This function is called after every iteration of *SequenceLearner* model training. It controls outputting intermediary results and can trigger early stopping of the evaluation pipeline. Since the space of all hyperparameter combinations to evaluate can be exponentially large, it can make sense to implement reasonable early stopping criteria, i.e. after a given number of single evaluations or a predetermined amount of time.

In [None]:
results_dfs = []
runs_completed = [0]
start_time = time.time()
hours = 3
max_runtime = hours*60*60

def callback(params, metrics, abort):
    runs_completed[0] += 1
    merged = {**params, **metrics}
    merged['nn_features'] = ', '.join(merged['nn_features'])
    print("Completed " + str(runs_completed[0]) + " runs.")
    print(merged)
    results_dfs.append(pd.DataFrame(merged, index=[0]))
    elapsed_time = time.time() - start_time
    print(str(elapsed_time) + " seconds elapsed so far.")
    if elapsed_time >= max_runtime:
        print("Max. runtime reached.")
        abort()

## Build and Run the Pipeline

In [None]:
pipeline = Pipeline()
pipeline.set_data_loader(data_loader)
pipeline.set_training_docs(training_docs)
pipeline.set_k_fold_cross_eval(k=4)

brute_force_param_sweep = BruteForce(params=param_sweep_values)
brute_force_param_sweep.set_callback(callback)
brute_force_param_sweep.save_best_model("models", "bach_chorales")
pipeline.set_optimizer(brute_force_param_sweep)

pipeline.run()

Brute-force evaluation of 25 hyperparameter combinations.
Loaded 100000 documents
Loaded 200000 documents
Loaded 300000 documents
Loaded 400000 documents
Loaded 500000 documents
Loaded 600000 documents
Loaded 700000 documents
Loaded 800000 documents
Loaded 900000 documents
Loaded 1000000 documents
Loaded 1100000 documents
Loaded 1200000 documents
Loaded 1300000 documents
Loaded 1400000 documents
Loaded 1500000 documents
Loaded 1600000 documents


## Collect and Aggregate Results of Runs 

In [None]:
results_df = pd.concat(results_dfs)

# Alternatively: load previous results to inspect
# results_df = pd.read_csv('breakbeats_2018_06_03.csv')
# TODO read 'variables' from DF if using saved CSV

## Graph Single Variables (F1 Scores)

In [None]:
sns.set_style("darkgrid")

# Get number of plots to create
num_plots = len(variables)       
dim = math.ceil(num_plots / 2)

# Set up figures for plots
fig, axes = plt.subplots(dim, 2, sharex=False, sharey=True)
fig.set_size_inches(10, dim*5) # width, height

for axis_index, variable in enumerate(variables):
    grouped = results_df[[variable,'f1']].groupby([variable], as_index=False).median()
    sns.pointplot(x=variable, y='f1', data=grouped, ax=axes.flat[axis_index])

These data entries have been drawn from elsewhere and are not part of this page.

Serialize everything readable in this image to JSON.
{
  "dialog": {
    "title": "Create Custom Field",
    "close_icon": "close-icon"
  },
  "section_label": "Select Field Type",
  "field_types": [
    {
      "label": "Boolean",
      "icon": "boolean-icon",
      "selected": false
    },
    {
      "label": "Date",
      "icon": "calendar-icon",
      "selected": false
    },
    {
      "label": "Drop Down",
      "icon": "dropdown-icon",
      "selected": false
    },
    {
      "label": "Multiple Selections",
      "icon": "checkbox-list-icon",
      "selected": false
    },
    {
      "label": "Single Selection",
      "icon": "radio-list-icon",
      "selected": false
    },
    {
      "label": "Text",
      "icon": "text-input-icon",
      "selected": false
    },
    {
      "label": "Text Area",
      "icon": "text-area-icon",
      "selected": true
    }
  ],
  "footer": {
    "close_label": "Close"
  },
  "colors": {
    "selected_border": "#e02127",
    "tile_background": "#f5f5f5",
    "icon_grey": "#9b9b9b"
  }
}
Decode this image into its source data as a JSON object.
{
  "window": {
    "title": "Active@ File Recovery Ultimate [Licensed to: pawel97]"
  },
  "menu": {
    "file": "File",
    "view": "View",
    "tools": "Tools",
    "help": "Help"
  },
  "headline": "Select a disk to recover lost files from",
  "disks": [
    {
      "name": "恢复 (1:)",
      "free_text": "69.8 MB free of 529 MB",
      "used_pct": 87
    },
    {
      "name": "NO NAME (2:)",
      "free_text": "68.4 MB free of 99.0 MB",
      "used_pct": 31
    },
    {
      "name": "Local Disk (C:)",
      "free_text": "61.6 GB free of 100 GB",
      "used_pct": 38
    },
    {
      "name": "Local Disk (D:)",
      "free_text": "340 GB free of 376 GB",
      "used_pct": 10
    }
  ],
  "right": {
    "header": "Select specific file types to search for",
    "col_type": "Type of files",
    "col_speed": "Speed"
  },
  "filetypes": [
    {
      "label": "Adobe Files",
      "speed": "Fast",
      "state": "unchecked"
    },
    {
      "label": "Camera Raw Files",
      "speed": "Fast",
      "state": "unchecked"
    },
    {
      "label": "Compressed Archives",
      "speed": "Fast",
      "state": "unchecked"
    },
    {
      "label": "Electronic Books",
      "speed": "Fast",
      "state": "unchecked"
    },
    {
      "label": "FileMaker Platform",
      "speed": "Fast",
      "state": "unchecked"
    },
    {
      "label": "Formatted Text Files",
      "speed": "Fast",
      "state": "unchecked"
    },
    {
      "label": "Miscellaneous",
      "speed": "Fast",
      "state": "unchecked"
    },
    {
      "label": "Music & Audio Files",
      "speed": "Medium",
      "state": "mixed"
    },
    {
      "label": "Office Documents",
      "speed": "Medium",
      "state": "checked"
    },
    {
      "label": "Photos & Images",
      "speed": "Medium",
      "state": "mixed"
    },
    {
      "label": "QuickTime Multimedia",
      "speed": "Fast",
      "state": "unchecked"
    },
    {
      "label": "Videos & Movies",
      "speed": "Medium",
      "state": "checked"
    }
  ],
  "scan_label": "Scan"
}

## Graph Variable Interactions (F1 Scores)

In [None]:
combinations = list(itertools.combinations(variables, r=2))
plots_per_row = 2
inches_per_plot = 5

# Number of plots to render
num_plots = len(combinations)            
dim = math.ceil(num_plots / plots_per_row)

# Set up figures for plots
fig, axes = plt.subplots(dim, plots_per_row, sharex=False, sharey=False)
fig.set_size_inches(plots_per_row * inches_per_plot, dim * inches_per_plot) # width, height

# Plot each pair of variables against each other on a heatmap
for axis_index, (heatmap_x, heatmap_y) in enumerate(combinations):
    grouped = results_df.groupby([heatmap_y, heatmap_x], as_index=False).median()
    pivoted = grouped.pivot(heatmap_y, heatmap_x, "f1")
    sns.heatmap(pivoted, annot=True, fmt="g", cmap='viridis', ax=axes.flat[axis_index])
    axis_index += 1

## Store Results of Evaluation Run

In [None]:
#results_df.to_csv("breakbeats_2018_06_03.csv")